Sí, puedes mantener una rutina de ejercicio en verano, pero una jornada de calor intenso no es el momento de intentar entrenar exactamente igual que en condiciones templadas. La decisión sensata es adaptar el horario y el entorno, reducir la exigencia si hace falta, ampliar las pausas, hidratarte con regularidad y detener la sesión ante cualquier síntoma de alarma.

En Almería y Huércal de Almería esto no es una precaución teórica. El aviso especial de AEMET del 18 de julio de 2026 situó el tercio suroriental entre las zonas afectadas por un episodio de ola de calor. Antes de entrenar al aire libre, consulta siempre la predicción y los avisos oficiales del día en la Agencia Estatal de Meteorología.

Importante: esta guía es informativa y no sustituye una valoración sanitaria. Si tienes una enfermedad, estás embarazada, tomas medicación que pueda afectar a la hidratación o a la tolerancia al calor, o vienes de una lesión, consulta con el profesional sanitario correspondiente antes de modificar tu actividad.

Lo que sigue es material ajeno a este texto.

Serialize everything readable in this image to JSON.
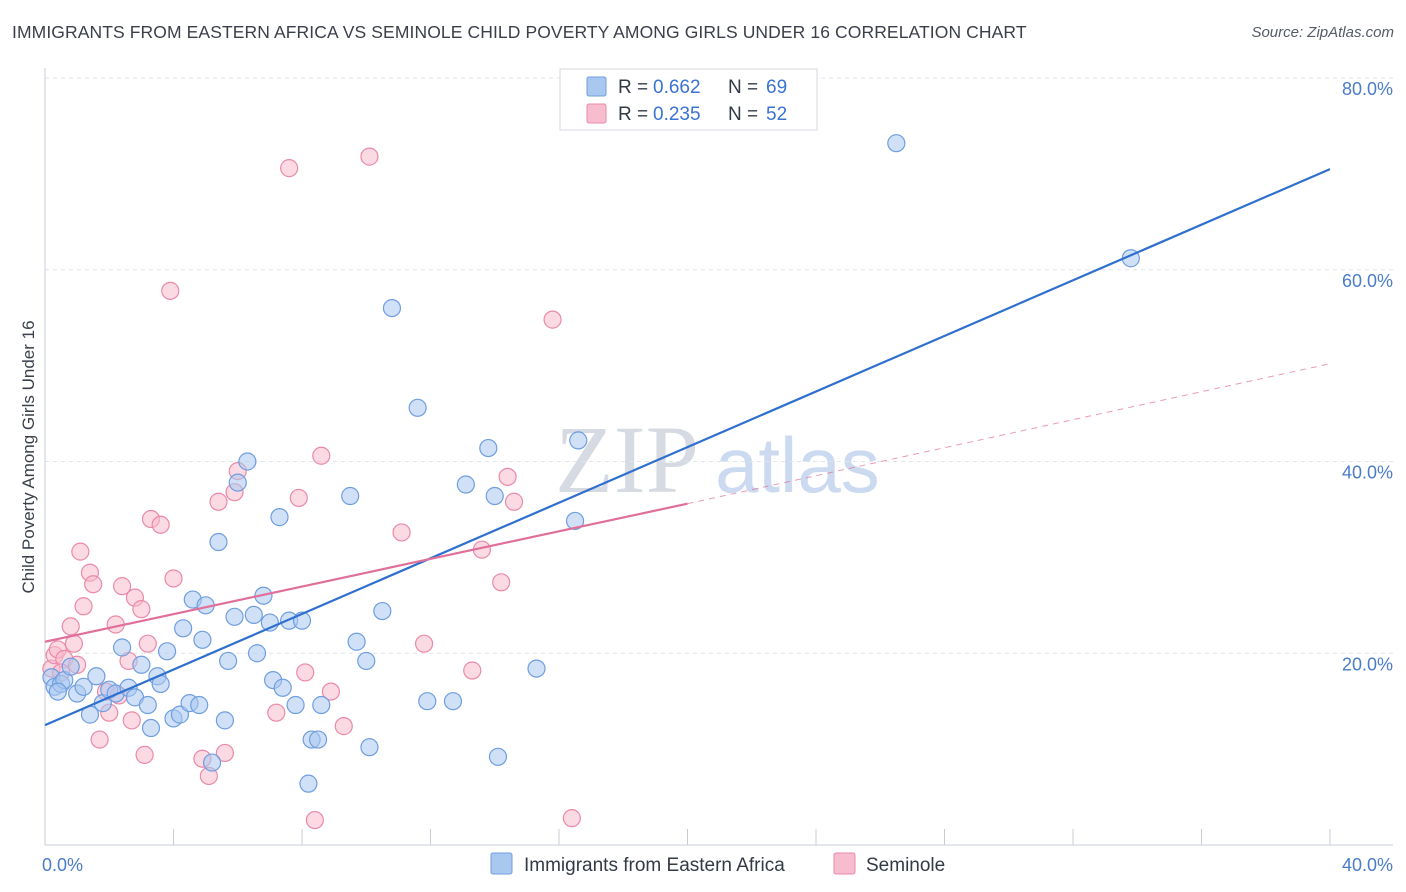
{
  "title": "IMMIGRANTS FROM EASTERN AFRICA VS SEMINOLE CHILD POVERTY AMONG GIRLS UNDER 16 CORRELATION CHART",
  "source": "Source: ZipAtlas.com",
  "watermark": {
    "zip": "ZIP",
    "atlas": "atlas"
  },
  "colors": {
    "blue_fill": "#a9c8f0",
    "blue_stroke": "#6f9ee0",
    "blue_line": "#2f6fcf",
    "pink_fill": "#f7bccd",
    "pink_stroke": "#ea8aa8",
    "pink_line": "#e0709a",
    "axis_text": "#4a7cc9",
    "grid": "#dfe3ea"
  },
  "legend": {
    "rows": [
      {
        "r_label": "R =",
        "r_value": "0.662",
        "n_label": "N =",
        "n_value": "69"
      },
      {
        "r_label": "R =",
        "r_value": "0.235",
        "n_label": "N =",
        "n_value": "52"
      }
    ]
  },
  "chart_data": {
    "type": "scatter",
    "title": "IMMIGRANTS FROM EASTERN AFRICA VS SEMINOLE CHILD POVERTY AMONG GIRLS UNDER 16 CORRELATION CHART",
    "xlabel": "",
    "ylabel": "Child Poverty Among Girls Under 16",
    "xlim": [
      0,
      40
    ],
    "ylim": [
      0,
      80
    ],
    "x_tick_labels": [
      "0.0%",
      "40.0%"
    ],
    "y_tick_labels": [
      "20.0%",
      "40.0%",
      "60.0%",
      "80.0%"
    ],
    "y_ticks": [
      20,
      40,
      60,
      80
    ],
    "grid": true,
    "legend_position": "top-center",
    "series": [
      {
        "name": "Immigrants from Eastern Africa",
        "r": 0.662,
        "n": 69,
        "trend": {
          "x": [
            0,
            40
          ],
          "y": [
            12.5,
            70.5
          ],
          "style": "solid"
        },
        "points": [
          [
            0.2,
            17.5
          ],
          [
            0.3,
            16.5
          ],
          [
            0.5,
            16.8
          ],
          [
            0.6,
            17.2
          ],
          [
            0.8,
            18.6
          ],
          [
            1.0,
            15.8
          ],
          [
            1.2,
            16.5
          ],
          [
            1.4,
            13.6
          ],
          [
            1.6,
            17.6
          ],
          [
            1.8,
            14.8
          ],
          [
            2.0,
            16.2
          ],
          [
            2.2,
            15.8
          ],
          [
            2.4,
            20.6
          ],
          [
            2.6,
            16.4
          ],
          [
            2.8,
            15.4
          ],
          [
            3.0,
            18.8
          ],
          [
            3.2,
            14.6
          ],
          [
            3.3,
            12.2
          ],
          [
            3.5,
            17.6
          ],
          [
            3.6,
            16.8
          ],
          [
            3.8,
            20.2
          ],
          [
            4.0,
            13.2
          ],
          [
            4.2,
            13.6
          ],
          [
            4.3,
            22.6
          ],
          [
            4.5,
            14.8
          ],
          [
            4.6,
            25.6
          ],
          [
            4.8,
            14.6
          ],
          [
            4.9,
            21.4
          ],
          [
            5.0,
            25.0
          ],
          [
            5.2,
            8.6
          ],
          [
            5.4,
            31.6
          ],
          [
            5.6,
            13.0
          ],
          [
            5.7,
            19.2
          ],
          [
            5.9,
            23.8
          ],
          [
            6.0,
            37.8
          ],
          [
            6.3,
            40.0
          ],
          [
            6.5,
            24.0
          ],
          [
            6.6,
            20.0
          ],
          [
            6.8,
            26.0
          ],
          [
            7.0,
            23.2
          ],
          [
            7.1,
            17.2
          ],
          [
            7.3,
            34.2
          ],
          [
            7.4,
            16.4
          ],
          [
            7.6,
            23.4
          ],
          [
            7.8,
            14.6
          ],
          [
            8.0,
            23.4
          ],
          [
            8.2,
            6.4
          ],
          [
            8.3,
            11.0
          ],
          [
            8.5,
            11.0
          ],
          [
            8.6,
            14.6
          ],
          [
            9.5,
            36.4
          ],
          [
            9.7,
            21.2
          ],
          [
            10.0,
            19.2
          ],
          [
            10.1,
            10.2
          ],
          [
            10.5,
            24.4
          ],
          [
            10.8,
            56.0
          ],
          [
            11.6,
            45.6
          ],
          [
            11.9,
            15.0
          ],
          [
            12.7,
            15.0
          ],
          [
            13.1,
            37.6
          ],
          [
            13.8,
            41.4
          ],
          [
            14.0,
            36.4
          ],
          [
            14.1,
            9.2
          ],
          [
            15.3,
            18.4
          ],
          [
            16.6,
            42.2
          ],
          [
            16.5,
            33.8
          ],
          [
            26.5,
            73.2
          ],
          [
            33.8,
            61.2
          ],
          [
            0.4,
            16.0
          ]
        ]
      },
      {
        "name": "Seminole",
        "r": 0.235,
        "n": 52,
        "trend": {
          "x": [
            0,
            20
          ],
          "y": [
            21.2,
            35.6
          ],
          "style": "solid"
        },
        "trend_extension": {
          "x": [
            20,
            40
          ],
          "y": [
            35.6,
            50.2
          ],
          "style": "dashed"
        },
        "points": [
          [
            0.2,
            18.4
          ],
          [
            0.3,
            19.8
          ],
          [
            0.4,
            20.4
          ],
          [
            0.6,
            19.4
          ],
          [
            0.8,
            22.8
          ],
          [
            0.9,
            21.0
          ],
          [
            1.0,
            18.8
          ],
          [
            1.1,
            30.6
          ],
          [
            1.2,
            24.9
          ],
          [
            1.4,
            28.4
          ],
          [
            1.5,
            27.2
          ],
          [
            1.7,
            11.0
          ],
          [
            1.9,
            16.0
          ],
          [
            2.0,
            13.8
          ],
          [
            2.2,
            23.0
          ],
          [
            2.3,
            15.6
          ],
          [
            2.4,
            27.0
          ],
          [
            2.6,
            19.2
          ],
          [
            2.7,
            13.0
          ],
          [
            2.8,
            25.8
          ],
          [
            3.0,
            24.6
          ],
          [
            3.1,
            9.4
          ],
          [
            3.2,
            21.0
          ],
          [
            3.3,
            34.0
          ],
          [
            3.6,
            33.4
          ],
          [
            3.9,
            57.8
          ],
          [
            4.0,
            27.8
          ],
          [
            4.9,
            9.0
          ],
          [
            5.1,
            7.2
          ],
          [
            5.4,
            35.8
          ],
          [
            5.6,
            9.6
          ],
          [
            5.9,
            36.8
          ],
          [
            6.0,
            39.0
          ],
          [
            7.2,
            13.8
          ],
          [
            7.6,
            70.6
          ],
          [
            7.9,
            36.2
          ],
          [
            8.1,
            18.0
          ],
          [
            8.4,
            2.6
          ],
          [
            8.6,
            40.6
          ],
          [
            8.9,
            16.0
          ],
          [
            9.3,
            12.4
          ],
          [
            10.1,
            71.8
          ],
          [
            11.1,
            32.6
          ],
          [
            11.8,
            21.0
          ],
          [
            13.3,
            18.2
          ],
          [
            13.6,
            30.8
          ],
          [
            14.2,
            27.4
          ],
          [
            14.4,
            38.4
          ],
          [
            14.6,
            35.8
          ],
          [
            15.8,
            54.8
          ],
          [
            16.4,
            2.8
          ],
          [
            0.5,
            18.0
          ]
        ]
      }
    ]
  }
}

Por qué el calor cambia tu entrenamiento

Al moverte, tus músculos producen calor. El cuerpo intenta disiparlo, sobre todo mediante la evaporación del sudor y el aumento del flujo sanguíneo hacia la piel. Cuando la temperatura o la humedad son elevadas, esa disipación se vuelve más difícil y aumenta la carga térmica y cardiovascular. Por eso una sesión habitual puede sentirse bastante más dura.

El consenso del Comité Olímpico Internacional sobre ejercicio con calor explica que la respuesta depende tanto del ambiente como del tipo de actividad, la ropa y las características individuales. Aunque el documento se dirige principalmente al deporte de competición, el principio práctico también resulta útil para una persona que entrena por salud: no copies una cifra ni una rutina universal; adapta la sesión a las condiciones y a tu respuesta de ese día.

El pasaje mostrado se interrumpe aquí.